Terrell hasn’t changed his mind, “He will be in a commanding role, and they need him there and they’re lucky to have him. I’m grateful for his willingness to give of himself that way … but it just seems absurd. It certainly creates a lot of tension to have so great a love and so much admiration for him, and yet just be so sick about it.”

What friends think

The Young At Heart Sunday School class Oak Grove UMC has an empty chair where McDaniel usually sits.

The class consists of a couple of retired military and several other members who believe complying with the reactivation is the patriotic thing to do.

Before leaving, McDaniel told the group of the sites he dreams of visiting, including the Euphrates and Tigris River Valleys.  “I’ll send you a hunk of wood out of the Tigris River Valley. I don’t intend to walk out of here and you never hear from me again.” He said they would regularly hear from him by e-mail.

McDaniel said this is an opportunity to live his faith. “I have always relied on my beliefs as a Christian to give me strength to be the kind of example that I think God wants me to be.”

Young soldiers have often turned to him for advice. “You take young people and put them in a stressful situation, they are going to look to their leaders to see how the leaders are reacting, and I have always been a commander who wanted my troops to see that I am doing whatever they are doing. I am sharing the danger, the work and the hardships because that is the way it is supposed to be.”

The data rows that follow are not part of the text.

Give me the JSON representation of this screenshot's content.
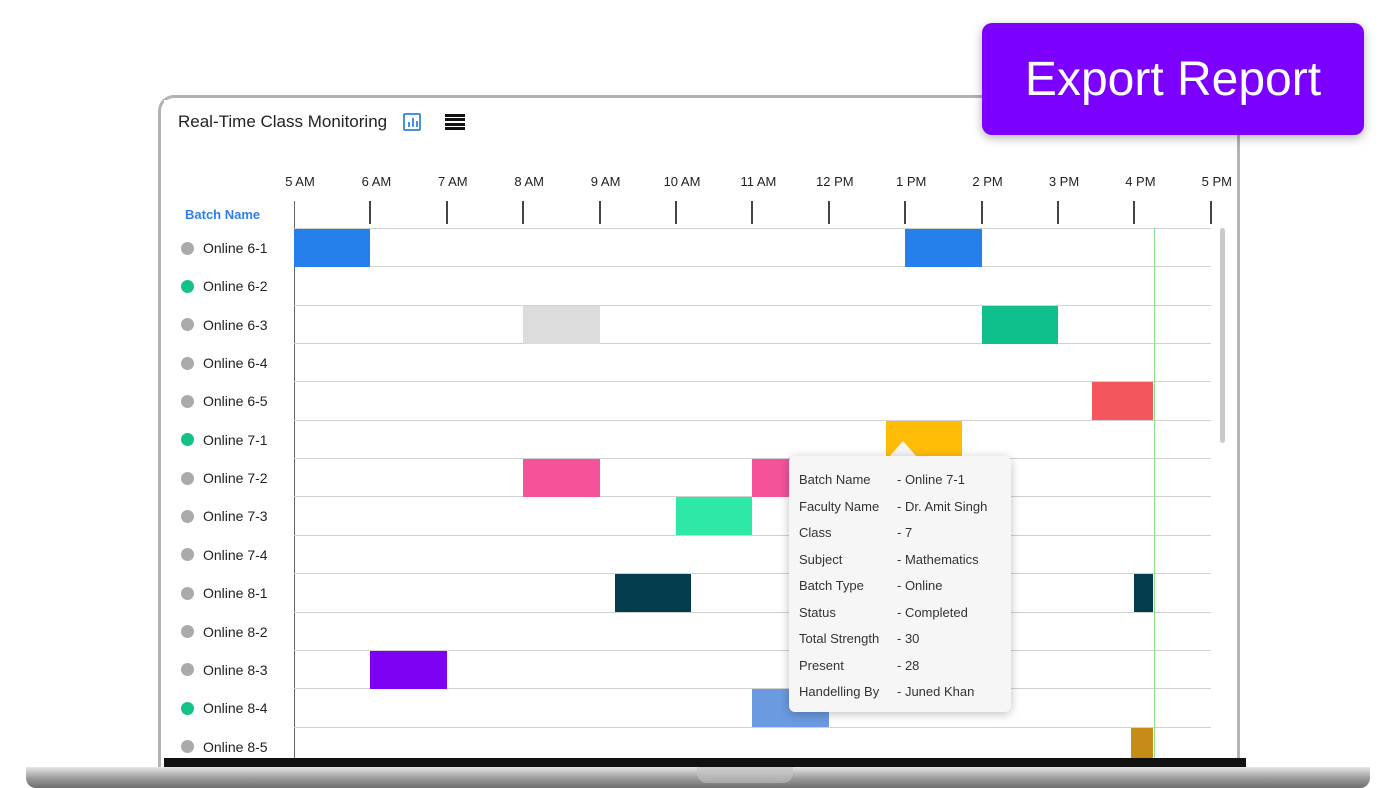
{
  "header": {
    "title": "Real-Time Class Monitoring"
  },
  "timeline": {
    "batch_column_header": "Batch Name",
    "hours": [
      "5 AM",
      "6 AM",
      "7 AM",
      "8 AM",
      "9 AM",
      "10 AM",
      "11 AM",
      "12 PM",
      "1 PM",
      "2 PM",
      "3 PM",
      "4 PM",
      "5 PM"
    ]
  },
  "batches": [
    {
      "label": "Online 6-1",
      "status": "gray"
    },
    {
      "label": "Online 6-2",
      "status": "green"
    },
    {
      "label": "Online 6-3",
      "status": "gray"
    },
    {
      "label": "Online 6-4",
      "status": "gray"
    },
    {
      "label": "Online 6-5",
      "status": "gray"
    },
    {
      "label": "Online 7-1",
      "status": "green"
    },
    {
      "label": "Online 7-2",
      "status": "gray"
    },
    {
      "label": "Online 7-3",
      "status": "gray"
    },
    {
      "label": "Online 7-4",
      "status": "gray"
    },
    {
      "label": "Online 8-1",
      "status": "gray"
    },
    {
      "label": "Online 8-2",
      "status": "gray"
    },
    {
      "label": "Online 8-3",
      "status": "gray"
    },
    {
      "label": "Online 8-4",
      "status": "green"
    },
    {
      "label": "Online 8-5",
      "status": "gray"
    }
  ],
  "sessions": [
    {
      "row": 0,
      "start": 5,
      "end": 6,
      "color": "#2680eb"
    },
    {
      "row": 0,
      "start": 13,
      "end": 14,
      "color": "#2680eb"
    },
    {
      "row": 2,
      "start": 8,
      "end": 9,
      "color": "#dcdcdc"
    },
    {
      "row": 2,
      "start": 14,
      "end": 15,
      "color": "#0fbf8c"
    },
    {
      "row": 4,
      "start": 15.45,
      "end": 16.25,
      "color": "#f5555d"
    },
    {
      "row": 5,
      "start": 12.75,
      "end": 13.75,
      "color": "#ffbd07"
    },
    {
      "row": 6,
      "start": 8,
      "end": 9,
      "color": "#f45399"
    },
    {
      "row": 6,
      "start": 11,
      "end": 11.5,
      "color": "#f45399"
    },
    {
      "row": 7,
      "start": 10,
      "end": 11,
      "color": "#2ee8a6"
    },
    {
      "row": 9,
      "start": 9.2,
      "end": 10.2,
      "color": "#023c4d"
    },
    {
      "row": 9,
      "start": 16,
      "end": 16.25,
      "color": "#023c4d"
    },
    {
      "row": 11,
      "start": 6,
      "end": 7,
      "color": "#7d00f5"
    },
    {
      "row": 12,
      "start": 11,
      "end": 12,
      "color": "#6b9ae0"
    },
    {
      "row": 13,
      "start": 15.95,
      "end": 16.25,
      "color": "#c58d17"
    }
  ],
  "status_colors": {
    "gray": "#aaaaaa",
    "green": "#12c286"
  },
  "current_time": 16.25,
  "tooltip": {
    "rows": [
      {
        "key": "Batch Name",
        "value": "- Online  7-1"
      },
      {
        "key": "Faculty Name",
        "value": "- Dr. Amit Singh"
      },
      {
        "key": "Class",
        "value": "- 7"
      },
      {
        "key": "Subject",
        "value": "- Mathematics"
      },
      {
        "key": "Batch Type",
        "value": "- Online"
      },
      {
        "key": "Status",
        "value": "- Completed"
      },
      {
        "key": "Total Strength",
        "value": "- 30"
      },
      {
        "key": "Present",
        "value": "- 28"
      },
      {
        "key": "Handelling By",
        "value": "- Juned Khan"
      }
    ]
  },
  "export_button": {
    "label": "Export Report",
    "color": "#7b00ff"
  },
  "icons": {
    "chart_toggle": "bar-chart-icon",
    "list_toggle": "list-icon"
  }
}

Prayer has strengthened his resolve to carry out his new assignment. “I pray every day, and basically my prayer is, ‘I realize this is what you want me to do. Help me do a good job.

“I learned in Vietnam not to pray, ‘Don’t let me die’ — that’s asking too much,” he says. “So I learned to say in my prayers every day, ‘Don’t let me let my buddies down; let me do my job. If I gotta go, let me go with honor.”